November 21, 2009

Special Report: Shop Your Way Rewards

K'Ching Round 2?

Back in July, I wrote about a new program Kmart was testing in select markets called Kmart Smart Rewards. The program including using a card to get discounts and rewards when you shopped at Kmart stores. A few weeks ago it was rolled out nationally under the name Shop Your Way Rewards. It still has the same benefits as before, including the K'Ching surprises at Kmart, 1% back in rewards, & no receipt returns, but now its available for the Sears Holdings family of stores and websites. The card can now be used at not just Kmart stores but also at Sears stores, Lands End at Sears,,,, and

When I wrote about the original Kmart Smart Rewards program I said it can help build loyalty and return trips to Kmart. I again echo that sentiment, now that this program has gone national. I believe it can be a slight edge for them against Wal-Mart and Target. Most stores these days have some type of loyalty card program, because it works. Everywhere from Dick's Sporting Goods, Best Buy, CVS, Kroger, to PetSmart have a loyalty card program. Wal-Mart and Target are in the minority now as stores without it.

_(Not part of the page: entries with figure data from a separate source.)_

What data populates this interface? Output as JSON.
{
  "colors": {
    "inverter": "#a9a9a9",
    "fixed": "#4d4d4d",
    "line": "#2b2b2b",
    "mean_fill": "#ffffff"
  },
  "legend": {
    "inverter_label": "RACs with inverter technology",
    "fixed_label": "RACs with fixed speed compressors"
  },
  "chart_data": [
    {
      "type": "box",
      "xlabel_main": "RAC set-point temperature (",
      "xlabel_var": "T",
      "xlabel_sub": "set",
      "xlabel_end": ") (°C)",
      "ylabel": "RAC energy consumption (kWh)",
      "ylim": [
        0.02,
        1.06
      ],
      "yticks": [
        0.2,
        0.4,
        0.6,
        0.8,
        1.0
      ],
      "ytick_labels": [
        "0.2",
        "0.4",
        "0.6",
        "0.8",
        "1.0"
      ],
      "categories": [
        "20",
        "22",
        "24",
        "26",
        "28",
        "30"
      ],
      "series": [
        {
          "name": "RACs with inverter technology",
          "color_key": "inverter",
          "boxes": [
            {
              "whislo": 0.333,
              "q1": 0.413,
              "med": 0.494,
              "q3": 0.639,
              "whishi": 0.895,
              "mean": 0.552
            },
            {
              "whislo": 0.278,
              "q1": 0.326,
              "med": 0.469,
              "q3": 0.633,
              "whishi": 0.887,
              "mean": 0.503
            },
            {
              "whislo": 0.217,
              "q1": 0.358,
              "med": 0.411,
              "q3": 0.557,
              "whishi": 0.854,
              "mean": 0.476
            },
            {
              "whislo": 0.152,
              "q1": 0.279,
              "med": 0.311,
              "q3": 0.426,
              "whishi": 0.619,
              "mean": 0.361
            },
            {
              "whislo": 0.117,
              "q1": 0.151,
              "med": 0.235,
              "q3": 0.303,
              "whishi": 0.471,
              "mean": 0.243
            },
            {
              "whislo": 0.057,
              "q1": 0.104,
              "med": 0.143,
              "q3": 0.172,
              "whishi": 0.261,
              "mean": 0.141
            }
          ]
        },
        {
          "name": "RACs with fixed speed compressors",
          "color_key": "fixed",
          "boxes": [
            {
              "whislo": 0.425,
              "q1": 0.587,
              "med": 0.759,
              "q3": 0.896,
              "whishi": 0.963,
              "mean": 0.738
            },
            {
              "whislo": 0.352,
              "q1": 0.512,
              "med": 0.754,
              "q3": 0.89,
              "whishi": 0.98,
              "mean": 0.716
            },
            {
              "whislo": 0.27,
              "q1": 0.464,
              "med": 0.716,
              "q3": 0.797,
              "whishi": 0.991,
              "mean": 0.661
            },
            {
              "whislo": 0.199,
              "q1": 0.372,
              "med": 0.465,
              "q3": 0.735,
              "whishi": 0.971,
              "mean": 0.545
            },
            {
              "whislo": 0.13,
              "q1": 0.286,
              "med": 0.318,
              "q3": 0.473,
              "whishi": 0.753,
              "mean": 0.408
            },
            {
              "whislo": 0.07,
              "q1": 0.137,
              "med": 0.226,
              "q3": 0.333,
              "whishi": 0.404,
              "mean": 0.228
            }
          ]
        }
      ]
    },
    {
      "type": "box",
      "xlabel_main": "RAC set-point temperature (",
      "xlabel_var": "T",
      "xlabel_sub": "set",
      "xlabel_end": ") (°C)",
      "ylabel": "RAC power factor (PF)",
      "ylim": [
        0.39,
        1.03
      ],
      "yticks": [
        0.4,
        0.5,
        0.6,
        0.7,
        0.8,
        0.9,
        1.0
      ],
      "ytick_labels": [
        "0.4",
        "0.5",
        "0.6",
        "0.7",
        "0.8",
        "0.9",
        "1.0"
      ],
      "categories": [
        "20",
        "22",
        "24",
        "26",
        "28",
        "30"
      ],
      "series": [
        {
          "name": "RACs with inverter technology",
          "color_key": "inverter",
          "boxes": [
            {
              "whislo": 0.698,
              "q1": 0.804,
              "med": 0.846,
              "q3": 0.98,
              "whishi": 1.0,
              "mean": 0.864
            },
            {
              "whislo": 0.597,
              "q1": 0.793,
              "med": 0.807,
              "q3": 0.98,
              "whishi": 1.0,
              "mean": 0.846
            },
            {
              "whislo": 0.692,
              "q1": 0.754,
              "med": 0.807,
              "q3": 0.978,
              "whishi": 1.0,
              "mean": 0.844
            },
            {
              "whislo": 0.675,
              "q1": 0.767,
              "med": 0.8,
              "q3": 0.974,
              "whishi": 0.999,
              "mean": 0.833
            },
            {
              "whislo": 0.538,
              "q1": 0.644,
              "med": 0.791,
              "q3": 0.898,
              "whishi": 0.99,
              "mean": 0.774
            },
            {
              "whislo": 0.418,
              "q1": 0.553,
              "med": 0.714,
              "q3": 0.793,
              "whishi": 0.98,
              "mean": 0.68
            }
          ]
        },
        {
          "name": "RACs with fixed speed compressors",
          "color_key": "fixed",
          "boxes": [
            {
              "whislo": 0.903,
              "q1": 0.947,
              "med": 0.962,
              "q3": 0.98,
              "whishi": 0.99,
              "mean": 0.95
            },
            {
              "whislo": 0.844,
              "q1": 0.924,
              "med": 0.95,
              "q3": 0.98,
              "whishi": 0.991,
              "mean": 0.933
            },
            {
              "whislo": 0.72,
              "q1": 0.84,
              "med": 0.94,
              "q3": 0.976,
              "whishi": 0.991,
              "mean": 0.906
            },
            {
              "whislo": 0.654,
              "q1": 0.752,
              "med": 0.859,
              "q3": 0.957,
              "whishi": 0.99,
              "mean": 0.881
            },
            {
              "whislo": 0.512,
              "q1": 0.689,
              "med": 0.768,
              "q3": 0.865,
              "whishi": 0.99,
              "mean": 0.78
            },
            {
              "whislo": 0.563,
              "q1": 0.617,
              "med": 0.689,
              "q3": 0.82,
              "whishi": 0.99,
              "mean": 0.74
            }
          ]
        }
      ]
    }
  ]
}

I signed up for the original Kmart Smart Rewards Program as it was available in my area and they automatically sent me a new Shop Your Way Rewards card when it was launched to replace the KSR program. I get frequent emails for special deals with my card at Kmart and Sears. So far from first hand experience, I think it will be a successful endeavor for Sears Holdings.

What do you think? Is this program a good idea or is it another one of Sears Holdings failed attempts to spur business?


  1. It's hard to say Wal-Mart is in the "minority" when they are the world's largest retailer (and in 2007 and 2008, the world's largest company by revenue!) They have the power to set trends, and many Wal-Mart shoppers rarely shop at other stores. I doubt a rewards program will generate many new shoppers for Kmart, but perhaps will succeed in slowing the rate of defection from their under-invested stores.


  2. Now, though, Kmart and its 1,400 U.S. stores are dwarfed by bigger competitors. Data from the market research firm Euromonitor International 2009: Kmart has only 3.7 percent of the U.S. market share among department stores and mass merchants. That compares with 13 percent at Target, which has about 1,700 stores, and almost 23 percent at Walmart, which has roughly 4,000 U.S. locations.

  3. True the cards are stacked against Kmart, They will need more drastic things than just this reward program. But I think it is a step in the right direction for them.

    I was only referring to walmart being in the minority when I was discussing stores without reward cards and they are. Does walmart need one? No, but If they did have one I'm sure it would give them even more business.